It is actually difficult to exactly pinpoint the driving force behind Hitler's rise but speaking on broad terms, it is likely the aftermath of WW1 and the treaty of Versailles if were honest. Hate speech always needs a context and an environment. — Wittgenstein
This is true; zeitgeists are notoriously difficult to nail down, but none the less they are a real factor. Hitler wasn't just "whistling Dixie". A lot of his speech was directed toward solving German problems in a not altogether novel way.
Germany did have a problem feeding itself. It imported a lot of feed and fodder, as well as meat and fruits and vegetables. Contrary to the upper-midwestern reputation of German-American farmers, the methods of farming in the old country wasn't all that efficient. Parts of Germany (under the control of the Junkers) did much better. The population had grown quite a bit, and heavy wet soils just aren't that good.
Other European countries had similar problems. Denmark's large pork and dairy production depended on imported feed and folder. The UK wasn't self-sufficient in food. Ditto for the Scandinavians. France had a much better farming-food-population situation. The USSR had large, fertile wheat growing areas. Eastern Europe also was self-sufficient in food (my guess).
Then too Germany didn't have that magic black stuff, petroleum, to which a lot of modern industrial activity had shifted. They had coal, of course, with which their chemists worked wonders, and some iron ore. Besides all that, they imported as much high quality metallurgical ores as they could financially manage, up until the late 1930s.
If one loathed Jews, then Germany and Europe had a "Jewish problem".
A student of history would note that United States, among others, improved our economic prospects with a "take it easy, but take it" approach. The sniveling 13 states that began our country's existence had big plans well beyond the eastern seaboard. True, we bought the Louisiana territory, but the rest -- a lot -- we just snatched from Mexico. Same approach with Florida, Puerto Rico, the Philippines, Hawaii, etc. We exterminated most of the Indians, at times one by one, at other times en masse. And, famously, we built a lot of our wealth on slave labor. Hitler was quite familiar with our methods.
So Hitler's speeches were preparatory to war as a tool of economic salvation. He may not have said so at the beginning -- that would have been highly impolitic -- but he and the Nazis worked patiently at revving up the war economy, getting people to focus on Jews as THE designated problem (if they didn't already think so), and so on. Various institutions like the Gestapo made sure that the German people fell into line, and stayed in line.
So, the point to all this is, Hitler wasn't just about hate. Hate was a tool. His grand design was intended to solve the German natural resource problem--Lebensraum, and more.
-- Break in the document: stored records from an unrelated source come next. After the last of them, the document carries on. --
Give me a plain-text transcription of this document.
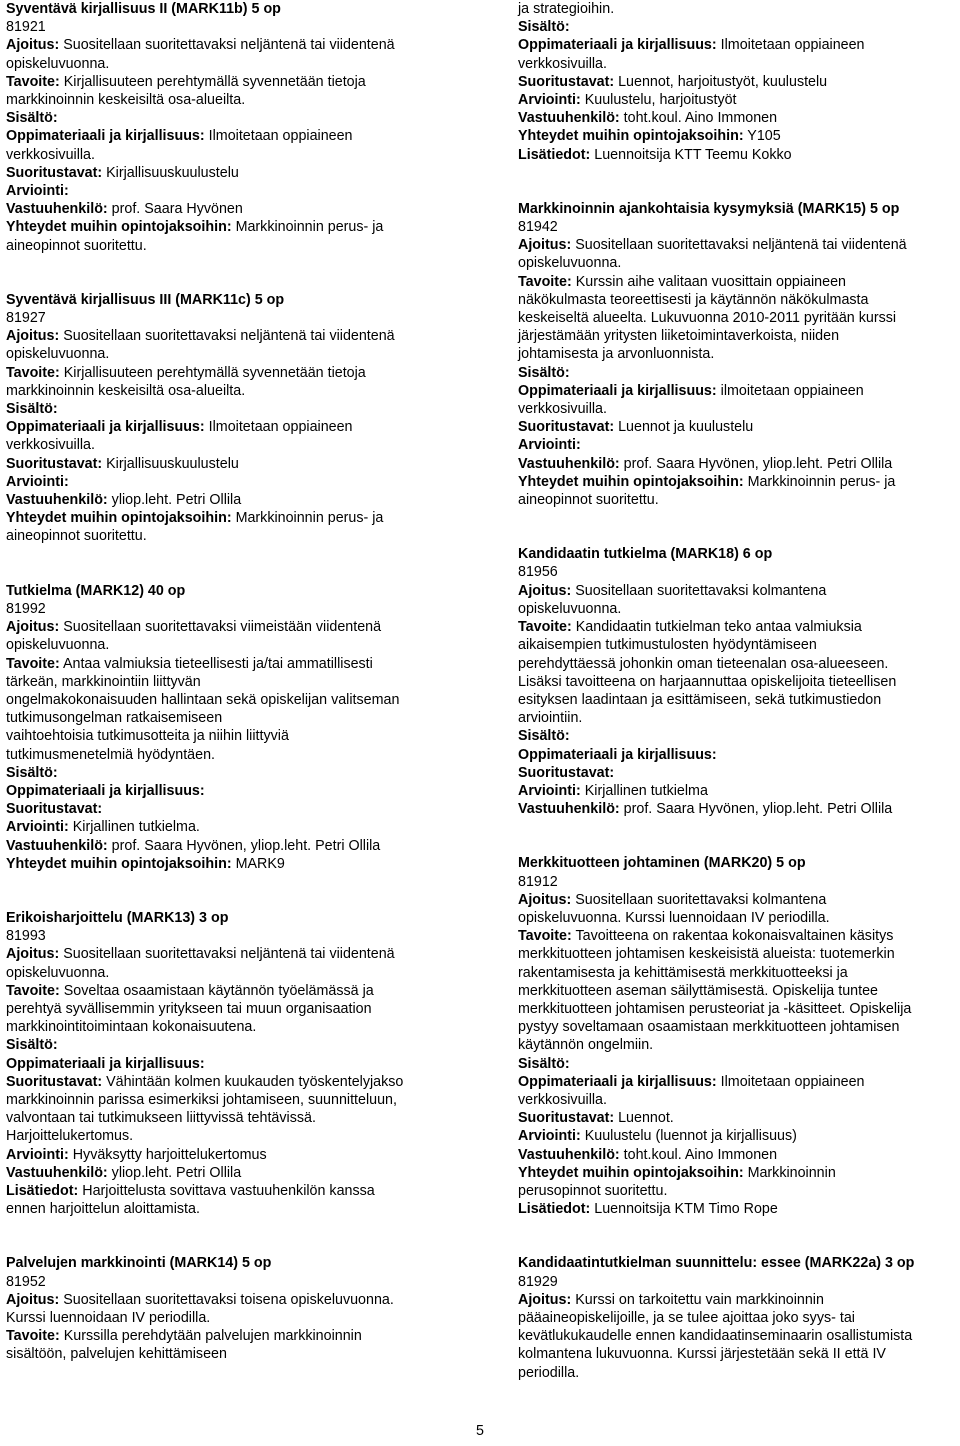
Syventävä kirjallisuus II (MARK11b) 5 op
81921
Ajoitus: Suositellaan suoritettavaksi neljäntenä tai viidentenä
opiskeluvuonna.
Tavoite: Kirjallisuuteen perehtymällä syvennetään tietoja
markkinoinnin keskeisiltä osa-alueilta.
Sisältö:
Oppimateriaali ja kirjallisuus: Ilmoitetaan oppiaineen
verkkosivuilla.
Suoritustavat: Kirjallisuuskuulustelu
Arviointi:
Vastuuhenkilö: prof. Saara Hyvönen
Yhteydet muihin opintojaksoihin: Markkinoinnin perus- ja
aineopinnot suoritettu.
Syventävä kirjallisuus III (MARK11c) 5 op
81927
Ajoitus: Suositellaan suoritettavaksi neljäntenä tai viidentenä
opiskeluvuonna.
Tavoite: Kirjallisuuteen perehtymällä syvennetään tietoja
markkinoinnin keskeisiltä osa-alueilta.
Sisältö:
Oppimateriaali ja kirjallisuus: Ilmoitetaan oppiaineen
verkkosivuilla.
Suoritustavat: Kirjallisuuskuulustelu
Arviointi:
Vastuuhenkilö: yliop.leht. Petri Ollila
Yhteydet muihin opintojaksoihin: Markkinoinnin perus- ja
aineopinnot suoritettu.
Tutkielma (MARK12) 40 op
81992
Ajoitus: Suositellaan suoritettavaksi viimeistään viidentenä
opiskeluvuonna.
Tavoite: Antaa valmiuksia tieteellisesti ja/tai ammatillisesti
tärkeän, markkinointiin liittyvän
ongelmakokonaisuuden hallintaan sekä opiskelijan valitseman
tutkimusongelman ratkaisemiseen
vaihtoehtoisia tutkimusotteita ja niihin liittyviä
tutkimusmenetelmiä hyödyntäen.
Sisältö:
Oppimateriaali ja kirjallisuus:
Suoritustavat:
Arviointi: Kirjallinen tutkielma.
Vastuuhenkilö: prof. Saara Hyvönen, yliop.leht. Petri Ollila
Yhteydet muihin opintojaksoihin: MARK9
Erikoisharjoittelu (MARK13) 3 op
81993
Ajoitus: Suositellaan suoritettavaksi neljäntenä tai viidentenä
opiskeluvuonna.
Tavoite: Soveltaa osaamistaan käytännön työelämässä ja
perehtyä syvällisemmin yritykseen tai muun organisaation
markkinointitoimintaan kokonaisuutena.
Sisältö:
Oppimateriaali ja kirjallisuus:
Suoritustavat: Vähintään kolmen kuukauden työskentelyjakso
markkinoinnin parissa esimerkiksi johtamiseen, suunnitteluun,
valvontaan tai tutkimukseen liittyvissä tehtävissä.
Harjoittelukertomus.
Arviointi: Hyväksytty harjoittelukertomus
Vastuuhenkilö: yliop.leht. Petri Ollila
Lisätiedot: Harjoittelusta sovittava vastuuhenkilön kanssa
ennen harjoittelun aloittamista.
Palvelujen markkinointi (MARK14) 5 op
81952
Ajoitus: Suositellaan suoritettavaksi toisena opiskeluvuonna.
Kurssi luennoidaan IV periodilla.
Tavoite: Kurssilla perehdytään palvelujen markkinoinnin
sisältöön, palvelujen kehittämiseen
ja strategioihin.
Sisältö:
Oppimateriaali ja kirjallisuus: Ilmoitetaan oppiaineen
verkkosivuilla.
Suoritustavat: Luennot, harjoitustyöt, kuulustelu
Arviointi: Kuulustelu, harjoitustyöt
Vastuuhenkilö: toht.koul. Aino Immonen
Yhteydet muihin opintojaksoihin: Y105
Lisätiedot: Luennoitsija KTT Teemu Kokko
Markkinoinnin ajankohtaisia kysymyksiä (MARK15) 5 op
81942
Ajoitus: Suositellaan suoritettavaksi neljäntenä tai viidentenä
opiskeluvuonna.
Tavoite: Kurssin aihe valitaan vuosittain oppiaineen
näkökulmasta teoreettisesti ja käytännön näkökulmasta
keskeiseltä alueelta. Lukuvuonna 2010-2011 pyritään kurssi
järjestämään yritysten liiketoimintaverkoista, niiden
johtamisesta ja arvonluonnista.
Sisältö:
Oppimateriaali ja kirjallisuus: ilmoitetaan oppiaineen
verkkosivuilla.
Suoritustavat: Luennot ja kuulustelu
Arviointi:
Vastuuhenkilö: prof. Saara Hyvönen, yliop.leht. Petri Ollila
Yhteydet muihin opintojaksoihin: Markkinoinnin perus- ja
aineopinnot suoritettu.
Kandidaatin tutkielma (MARK18) 6 op
81956
Ajoitus: Suositellaan suoritettavaksi kolmantena
opiskeluvuonna.
Tavoite: Kandidaatin tutkielman teko antaa valmiuksia
aikaisempien tutkimustulosten hyödyntämiseen
perehdyttäessä johonkin oman tieteenalan osa-alueeseen.
Lisäksi tavoitteena on harjaannuttaa opiskelijoita tieteellisen
esityksen laadintaan ja esittämiseen, sekä tutkimustiedon
arviointiin.
Sisältö:
Oppimateriaali ja kirjallisuus:
Suoritustavat:
Arviointi: Kirjallinen tutkielma
Vastuuhenkilö: prof. Saara Hyvönen, yliop.leht. Petri Ollila
Merkkituotteen johtaminen (MARK20) 5 op
81912
Ajoitus: Suositellaan suoritettavaksi kolmantena
opiskeluvuonna. Kurssi luennoidaan IV periodilla.
Tavoite: Tavoitteena on rakentaa kokonaisvaltainen käsitys
merkkituotteen johtamisen keskeisistä alueista: tuotemerkin
rakentamisesta ja kehittämisestä merkkituotteeksi ja
merkkituotteen aseman säilyttämisestä. Opiskelija tuntee
merkkituotteen johtamisen perusteoriat ja -käsitteet. Opiskelija
pystyy soveltamaan osaamistaan merkkituotteen johtamisen
käytännön ongelmiin.
Sisältö:
Oppimateriaali ja kirjallisuus: Ilmoitetaan oppiaineen
verkkosivuilla.
Suoritustavat: Luennot.
Arviointi: Kuulustelu (luennot ja kirjallisuus)
Vastuuhenkilö: toht.koul. Aino Immonen
Yhteydet muihin opintojaksoihin: Markkinoinnin
perusopinnot suoritettu.
Lisätiedot: Luennoitsija KTM Timo Rope
Kandidaatintutkielman suunnittelu: essee (MARK22a) 3 op
81929
Ajoitus: Kurssi on tarkoitettu vain markkinoinnin
pääaineopiskelijoille, ja se tulee ajoittaa joko syys- tai
kevätlukukaudelle ennen kandidaatinseminaarin osallistumista
kolmantena lukuvuonna. Kurssi järjestetään sekä II että IV
periodilla.
5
Great Britain solved their resource problem with empire; the Americans did the same thing on the North American land mass. France, Belgium, Holland, Spain, Italy, the Turks, the Austrian-Hungarians, Japan, Russia -- all had accumulated colonies or used territorial expansion, much to their economic advantage. Hitler intended to unify Europe, whether Europe wanted to be unified or not, and whether the Europeans wanted the Germans to be in charge of the unification or not.
So, here we are now. Europe is unified (sort of) and the Germans are the keystone in the structure.